Building a Cloudflare Durable Objects Alternative in Go

Tags
Published
Author
Cloudflare Durable Objects might be my favorite infrastructure in recent years. The ability to be able to quickly define a consistent single-shot view of some state is amazing. Unfortunately, it comes with a pretty hefty price tag for our use at Tangia.
We use DOs (Durable Objects) as a caching layer for our API for our quite heavy query that fetches online interactions for the Tangia extension and web page. We immediately push updates to this when something changes on the server side, and client websocket to this Durable Object so they receive said updates in real-time.
This architecture is amazing. It’s ~100 lines of code, greatly improves the user experience, and relieves significant preassure from our database. The problem is that we keep these DOs alive the entire time someone is viewing a channel’s Tangia extension or viewer page, as well as when they are online.
If you take an average of a 4-hour stream 3x a week across 300 live streamers… well it adds up fast.. Like 23,000,000 GB-hours per month fast:
notion imagenotion image
Considering that we went from using 2M hours in the prior period, to 23M hours this period, we clearly needed another solution as we were going to outgrow this billing model really fast. While we could work with Cloudflare on an enterprise deal, I’ve been itching to build my own version of this.
To get a reference of how much time that is, we went from the bronze age to casual space travel in a month:
$287? Like, no.
It’s not like we’re using nearly that much memory or CPU too, most of this is only a few MB at most, and is effectively idle the vast majority of the time.
As mentioned in my FireScroll post, it is more often than not far more efficient to build something explicitly dedicated to the use case, rather than paying the extra feature tax of generalized tools.
Cloudflare is apparently releasing something to allow durable objects to sleep and be woken by websockets/requests. However this still leaves the issue of a lack of TCP connections for being able to connect to the database! Plus I still want to build it!

Requirements

To understand why I built Stateful Objects (name WIP) the way I did, let’s look at what we need and don’t need out of Durable Objects:

Need

  1. Global coordination of a single instance of State and code across arbitrary host instances around the world
  1. A scheduler for said global coordination
  1. In-memory caching
  1. Websocket and HTTP support

Don’t Need

This section is really important!
  1. Multi-tenant code - we only run our code, and we write it directly into the workers
  1. Dedicated resources per instance - since it’s our code, we can track memory usage at both the instance and hypervisor level, enforcing any limits needed and moving instances around as required
The greatest advantage is that we don’t need to worry about sandboxing and managing multi-tenant code. Being able to just invoke a new instance of an interface is magic!

Bonuses!

  1. Supporting TCP connections to databases (they can share connection pools!)
  1. Serializable and consistent transactions to disk (we don’t use this, but it’s pretty trivial to add, and we needed the datastore for coordination anyway)

Why not using Temporal

Temporal handles the scheduling of Workflows in ways that we could certainly use for this, but there are a few reasons why we’d prefer not to use that.
The first is that we don’t want to clog up the event history with mutations, as there could be MANY. That includes both changes to the in-memory state, as well as sending messages out to thousands of connected websockets. While we can do some clever tricks for ignoring those operations during replay and just using queries, it’s abusing the system.
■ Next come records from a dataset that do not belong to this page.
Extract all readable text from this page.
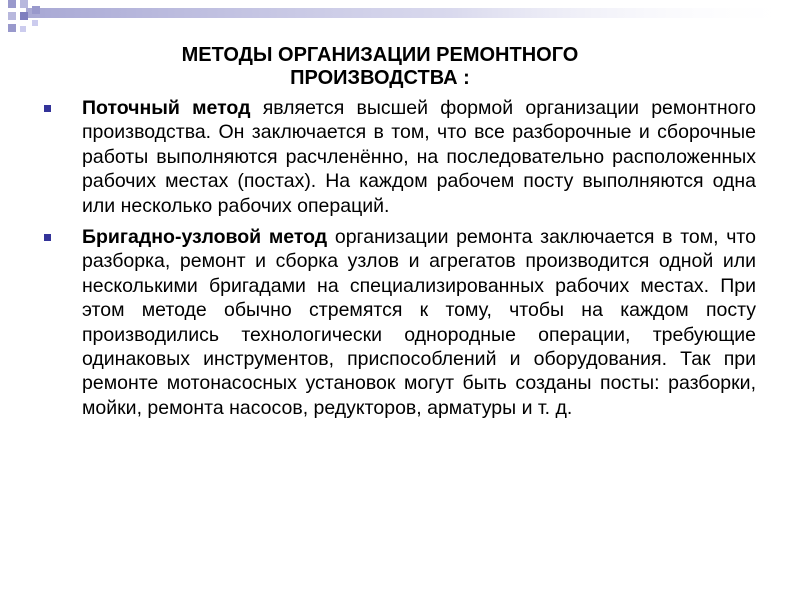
МЕТОДЫ ОРГАНИЗАЦИИ РЕМОНТНОГО
ПРОИЗВОДСТВА :
Поточный метод является высшей формой организации ремонтного производства. Он заключается в том, что все разборочные и сборочные работы выполняются расчленённо, на последовательно расположенных рабочих местах (постах). На каждом рабочем посту выполняются одна или несколько рабочих операций.
Бригадно-узловой метод организации ремонта заключается в том, что разборка, ремонт и сборка узлов и агрегатов производится одной или несколькими бригадами на специализированных рабочих местах. При этом методе обычно стремятся к тому, чтобы на каждом посту производились технологически однородные операции, требующие одинаковых инструментов, приспособлений и оборудования. Так при ремонте мотонасосных установок могут быть созданы посты: разборки, мойки, ремонта насосов, редукторов, арматуры и т. д.
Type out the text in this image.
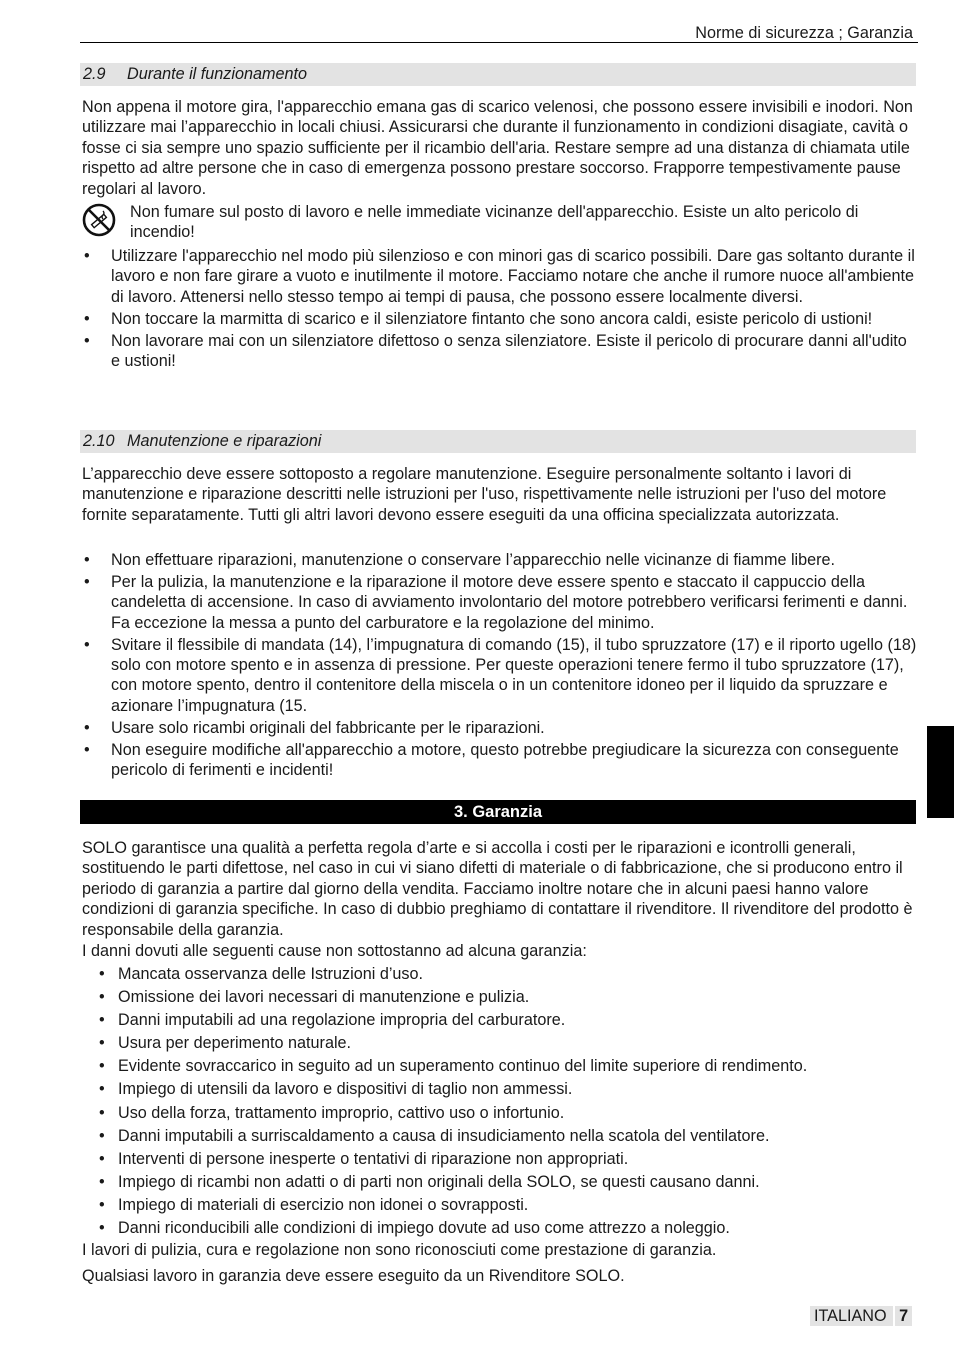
Norme di sicurezza ; Garanzia
2.9 Durante il funzionamento

Non appena il motore gira, l'apparecchio emana gas di scarico velenosi, che possono essere invisibili e inodori. Non utilizzare mai l’apparecchio in locali chiusi. Assicurarsi che durante il funzionamento in condizioni disagiate, cavità o fosse ci sia sempre uno spazio sufficiente per il ricambio dell'aria. Restare sempre ad una distanza di chiamata utile rispetto ad altre persone che in caso di emergenza possono prestare soccorso. Frapporre tempestivamente pause regolari al lavoro.

Non fumare sul posto di lavoro e nelle immediate vicinanze dell'apparecchio. Esiste un alto pericolo di incendio!
• Utilizzare l'apparecchio nel modo più silenzioso e con minori gas di scarico possibili. Dare gas soltanto durante il lavoro e non fare girare a vuoto e inutilmente il motore. Facciamo notare che anche il rumore nuoce all'ambiente di lavoro. Attenersi nello stesso tempo ai tempi di pausa, che possono essere localmente diversi.
• Non toccare la marmitta di scarico e il silenziatore fintanto che sono ancora caldi, esiste pericolo di ustioni!
• Non lavorare mai con un silenziatore difettoso o senza silenziatore. Esiste il pericolo di procurare danni all'udito e ustioni!
2.10 Manutenzione e riparazioni

L’apparecchio deve essere sottoposto a regolare manutenzione. Eseguire personalmente soltanto i lavori di manutenzione e riparazione descritti nelle istruzioni per l'uso, rispettivamente nelle istruzioni per l'uso del motore fornite separatamente. Tutti gli altri lavori devono essere eseguiti da una officina specializzata autorizzata.

• Non effettuare riparazioni, manutenzione o conservare l’apparecchio nelle vicinanze di fiamme libere.
• Per la pulizia, la manutenzione e la riparazione il motore deve essere spento e staccato il cappuccio della candeletta di accensione. In caso di avviamento involontario del motore potrebbero verificarsi ferimenti e danni. Fa eccezione la messa a punto del carburatore e la regolazione del minimo.
• Svitare il flessibile di mandata (14), l’impugnatura di comando (15), il tubo spruzzatore (17) e il riporto ugello (18) solo con motore spento e in assenza di pressione. Per queste operazioni tenere fermo il tubo spruzzatore (17), con motore spento, dentro il contenitore della miscela o in un contenitore idoneo per il liquido da spruzzare e azionare l’impugnatura (15.
• Usare solo ricambi originali del fabbricante per le riparazioni.
• Non eseguire modifiche all'apparecchio a motore, questo potrebbe pregiudicare la sicurezza con conseguente pericolo di ferimenti e incidenti!
3. Garanzia

SOLO garantisce una qualità a perfetta regola d’arte e si accolla i costi per le riparazioni e icontrolli generali, sostituendo le parti difettose, nel caso in cui vi siano difetti di materiale o di fabbricazione, che si producono entro il periodo di garanzia a partire dal giorno della vendita. Facciamo inoltre notare che in alcuni paesi hanno valore condizioni di garanzia specifiche. In caso di dubbio preghiamo di contattare il rivenditore. Il rivenditore del prodotto è responsabile della garanzia.

I danni dovuti alle seguenti cause non sottostanno ad alcuna garanzia:

• Mancata osservanza delle Istruzioni d’uso.
• Omissione dei lavori necessari di manutenzione e pulizia.
• Danni imputabili ad una regolazione impropria del carburatore.
• Usura per deperimento naturale.
• Evidente sovraccarico in seguito ad un superamento continuo del limite superiore di rendimento.
• Impiego di utensili da lavoro e dispositivi di taglio non ammessi.
• Uso della forza, trattamento improprio, cattivo uso o infortunio.
• Danni imputabili a surriscaldamento a causa di insudiciamento nella scatola del ventilatore.
• Interventi di persone inesperte o tentativi di riparazione non appropriati.
• Impiego di ricambi non adatti o di parti non originali della SOLO, se questi causano danni.
• Impiego di materiali di esercizio non idonei o sovrapposti.
• Danni riconducibili alle condizioni di impiego dovute ad uso come attrezzo a noleggio.

I lavori di pulizia, cura e regolazione non sono riconosciuti come prestazione di garanzia.

Qualsiasi lavoro in garanzia deve essere eseguito da un Rivenditore SOLO.

ITALIANO 7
How we would do it with Temporal

A workflow is an instance of DO. Your in-memory state is managed by a global cached KV-store such as combining ristretto with CockroachDB. You never keep anything in actual memory, but store it in KV and fetch it when queries come in. Since it’s cached the fetch will be instant, and the global KV store can handle request collapsing for concurrent requests.
The only time an activity is used (and thus we fill the event history) is to fill the cache on start in the event that the workflow stopped and had to be restarted on another worker.
When the worker shuts down, it clears the KV (cache and CRDB).
Websockets will either need to be routed to the correct worker, or workers will have to be in a mesh. Then you can create websocket “rooms” based on the workflow. By using this websocket mesh using some pubsub with NATS/Redis, or something like Centrifugal, you never have to worry about scheduling or coordination.
Mutation operations like modifying the KV store can still be a query, but as long as they are handled in serializable transactions (managed by CRDB) it’s safe to do them outside the event history.
For preventing shutdown, you listen on a shutdown channel within the workflow that the query handler can write to. This can have some inactivity timeout as well that can be refreshed
As you can tell, this is definitely not how Temporal is supposed to be used, and they’d surely have a heart-attack if I mentioned this to them in their slack 😅.

The scheduler

Following the fly.io model, we need something that will succeed or fail fast. Thankfully we don’t have to place anything, but just find a eligible worker that has the code on it to run the instance.